无论如何,问题在于我们如何构建数据库。现在它只是一张以评论 ID 作为主键的表,然后有一个用于评论所涉及的“人”的字段:
评论 ID - 评论 - 人物
1 - “他很奇怪” - John Smith
2 - “臭女孩” - 珍妮
3 - “同性恋” - 约翰·史密斯
4 - “欠我 20 美元” - 珍妮yyyyyyyy
一切正常。使用数据库,我可以创建列出特定“人”的所有“评论”的页面。然而,他对数据库未标准化感到困扰。我阅读了有关标准化的内容,发现他错了。该表目前已标准化,因为评论 ID 是唯一的,并且规定了“评论”和“人物”。现在他坚持认为“人”应该有自己的桌子,因为它是“物”。我认为没有必要,因为尽管“人”确实是更大的容器(一个“人”可以有很多关于他们的“评论”),但数据库似乎运行得很好,“人”是评论 ID。我使用不同的 PHP 调用来执行不同的 SQL 选择,使其在输出以及用户搜索和查看结果的不同方式上神奇地显得更加复杂,但实际上,设置非常简单。我现在让用户对评论进行排序,并在同一张表上保留一个“分数”作为另一个字段。
My friend and I are building a website and having a major disagreement. The core of the site is a database of comments about 'people.' Basically people can enter comment and they can enter the person the comment is about. Then viewers can search the database for words that are in the comment or parts of the person name. It is completely user generated. For example, if someone wants to post a comment on a mispelled version of a person's name, they can, and that's OK. So there may be multiple spellings of different people listed as several different entries (some with middle name, some with nickname, some mispelled, etc.), but this is all OK. We don't care if people make comments about random people or imaginary people.

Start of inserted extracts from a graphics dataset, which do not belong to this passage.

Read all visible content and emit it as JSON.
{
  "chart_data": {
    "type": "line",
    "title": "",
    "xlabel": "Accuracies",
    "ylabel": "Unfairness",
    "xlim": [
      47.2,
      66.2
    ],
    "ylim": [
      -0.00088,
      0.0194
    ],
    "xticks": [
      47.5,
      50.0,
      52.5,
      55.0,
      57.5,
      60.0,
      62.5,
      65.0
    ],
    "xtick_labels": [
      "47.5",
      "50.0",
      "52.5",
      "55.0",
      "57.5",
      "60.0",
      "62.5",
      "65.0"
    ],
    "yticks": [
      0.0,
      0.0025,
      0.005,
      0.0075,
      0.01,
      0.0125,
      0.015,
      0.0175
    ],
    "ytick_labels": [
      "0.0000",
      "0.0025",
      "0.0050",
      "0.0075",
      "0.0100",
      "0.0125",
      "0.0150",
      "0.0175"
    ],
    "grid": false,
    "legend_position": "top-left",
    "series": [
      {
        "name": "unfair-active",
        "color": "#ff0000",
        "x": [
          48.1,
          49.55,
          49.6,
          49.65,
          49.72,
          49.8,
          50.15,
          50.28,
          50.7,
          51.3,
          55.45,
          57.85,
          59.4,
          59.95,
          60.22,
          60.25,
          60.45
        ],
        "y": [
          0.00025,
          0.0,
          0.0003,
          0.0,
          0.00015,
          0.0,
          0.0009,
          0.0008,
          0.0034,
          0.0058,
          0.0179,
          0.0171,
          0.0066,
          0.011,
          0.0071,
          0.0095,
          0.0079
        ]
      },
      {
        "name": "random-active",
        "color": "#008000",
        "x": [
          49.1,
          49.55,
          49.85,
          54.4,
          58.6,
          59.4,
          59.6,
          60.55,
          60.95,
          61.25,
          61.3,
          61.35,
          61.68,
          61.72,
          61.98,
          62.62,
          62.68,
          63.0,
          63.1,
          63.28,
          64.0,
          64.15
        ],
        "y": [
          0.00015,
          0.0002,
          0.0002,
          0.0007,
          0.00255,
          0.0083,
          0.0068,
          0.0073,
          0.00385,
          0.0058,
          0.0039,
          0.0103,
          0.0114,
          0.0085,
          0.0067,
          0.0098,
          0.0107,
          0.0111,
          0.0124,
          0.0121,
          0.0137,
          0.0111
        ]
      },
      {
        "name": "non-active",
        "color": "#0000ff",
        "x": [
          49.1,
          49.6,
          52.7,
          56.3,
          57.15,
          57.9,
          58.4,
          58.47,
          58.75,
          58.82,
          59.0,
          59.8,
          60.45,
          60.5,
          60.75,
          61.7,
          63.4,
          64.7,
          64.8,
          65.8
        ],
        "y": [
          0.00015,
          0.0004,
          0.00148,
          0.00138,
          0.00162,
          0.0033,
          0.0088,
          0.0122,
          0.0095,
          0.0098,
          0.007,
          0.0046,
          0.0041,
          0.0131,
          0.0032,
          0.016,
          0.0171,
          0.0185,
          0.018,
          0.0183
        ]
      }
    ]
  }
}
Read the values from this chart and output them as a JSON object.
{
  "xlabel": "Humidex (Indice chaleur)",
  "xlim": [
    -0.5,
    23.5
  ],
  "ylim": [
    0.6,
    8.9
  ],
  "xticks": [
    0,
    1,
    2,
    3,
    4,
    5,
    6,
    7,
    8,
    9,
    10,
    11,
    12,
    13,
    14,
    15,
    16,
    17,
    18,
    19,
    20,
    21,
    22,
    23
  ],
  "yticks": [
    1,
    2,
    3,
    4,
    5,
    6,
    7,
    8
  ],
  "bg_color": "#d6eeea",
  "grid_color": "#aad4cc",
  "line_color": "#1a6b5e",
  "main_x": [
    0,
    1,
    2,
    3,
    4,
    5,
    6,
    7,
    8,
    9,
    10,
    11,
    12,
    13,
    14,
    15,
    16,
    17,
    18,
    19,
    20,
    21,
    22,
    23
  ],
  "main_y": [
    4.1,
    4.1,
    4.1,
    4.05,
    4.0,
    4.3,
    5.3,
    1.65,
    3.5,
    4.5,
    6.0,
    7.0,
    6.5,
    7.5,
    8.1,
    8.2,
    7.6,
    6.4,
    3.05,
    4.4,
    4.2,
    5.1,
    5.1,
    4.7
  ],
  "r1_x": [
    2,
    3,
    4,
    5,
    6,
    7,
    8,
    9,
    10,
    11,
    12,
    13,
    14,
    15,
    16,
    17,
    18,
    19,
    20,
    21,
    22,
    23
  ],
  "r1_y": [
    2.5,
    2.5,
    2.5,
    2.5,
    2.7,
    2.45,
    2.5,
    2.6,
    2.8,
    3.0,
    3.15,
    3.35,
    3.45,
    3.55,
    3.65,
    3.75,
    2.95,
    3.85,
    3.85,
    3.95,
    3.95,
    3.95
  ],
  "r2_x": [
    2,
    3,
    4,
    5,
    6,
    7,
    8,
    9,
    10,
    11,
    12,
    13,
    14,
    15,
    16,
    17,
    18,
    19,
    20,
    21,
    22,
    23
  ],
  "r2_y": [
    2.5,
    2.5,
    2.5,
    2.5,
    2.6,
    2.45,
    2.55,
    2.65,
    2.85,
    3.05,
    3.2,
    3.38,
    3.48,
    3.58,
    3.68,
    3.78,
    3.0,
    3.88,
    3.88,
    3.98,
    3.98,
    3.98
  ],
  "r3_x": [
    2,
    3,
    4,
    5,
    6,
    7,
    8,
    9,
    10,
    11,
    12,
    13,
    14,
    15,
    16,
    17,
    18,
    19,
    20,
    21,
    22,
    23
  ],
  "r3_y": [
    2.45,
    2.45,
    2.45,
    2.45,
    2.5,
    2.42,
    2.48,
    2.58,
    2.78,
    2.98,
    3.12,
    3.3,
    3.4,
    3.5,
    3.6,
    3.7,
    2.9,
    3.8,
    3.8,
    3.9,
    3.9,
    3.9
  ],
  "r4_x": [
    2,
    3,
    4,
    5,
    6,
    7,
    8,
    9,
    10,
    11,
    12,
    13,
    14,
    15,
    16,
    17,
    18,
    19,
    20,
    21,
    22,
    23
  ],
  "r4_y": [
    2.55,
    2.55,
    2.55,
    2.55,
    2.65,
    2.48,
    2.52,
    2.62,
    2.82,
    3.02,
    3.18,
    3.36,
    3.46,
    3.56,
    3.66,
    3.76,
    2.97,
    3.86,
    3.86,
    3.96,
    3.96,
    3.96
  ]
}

Anyway, the issue is about how we are structuring the database. Right now it is just one table with the comment ID as the primary key, and then there is a field for the 'person' the comment is about:
comment ID - comment - person
1 - "he is weird" - John Smith
2 - "smelly girl" - Jenny
3 - "gay" - John Smith
4 - "owes me $20" - Jennyyyyyyyyy
Everything is working fine. Using the database, I am able to create pages that list all the 'comments' for a particular 'person.' However, he is obsessed that the database isn't normalized. I read up on normalization and learned that he was wrong. The table IS currently normalized, because the comment ID is unique and dictates the 'comment' and the 'person.' Now he is insistant that 'person' should have it's OWN table because it is a 'thing.' I don't think it is necessary, because even though 'person' really is the bigger container (one 'person' can have many 'comments' about them), the database seems to operate just fine with 'person' being an attribute of the comment ID. I use various PHP calls for different SQL selections to make it magically appear more sophisticated on the output and the different way the user can search and see results, but in reality, the set-up is quite simple. I am now letting users rank comments with thumbs up and thumbs down, and I keep a 'score' as another field on the same table.
I feel that there is currently no need to have a separate table for just unique 'person' entries because the 'persons' don't have their own 'score' or any of their own attributes. Only the comments do. My friend is so insistant that it is necessary for efficiency. Finally I said, "OK, if you want me to create a separate table and let 'person' be it's own field, then what would be the second field? Because if a table has just a single column, it seems pointless. I agree that we may later create a need to give 'person' it's own table, but we can deal with that then." He then said that strings can't be primary keys, and that we would convert the 'persons' in the current table to numbers, and the numbers would be the primary key in the new 'person' table. To me this seems unnecessary and it would make the current table harder to read. He also thinks it will be impossible to create the second table later, and that we need to anticipate now that we might need it for something later.
Who is right?
如果你对这篇内容有疑问,欢迎到本站社区发帖提问 参与讨论,获取更多帮助,或者扫码二维码加入 Web 技术交流群。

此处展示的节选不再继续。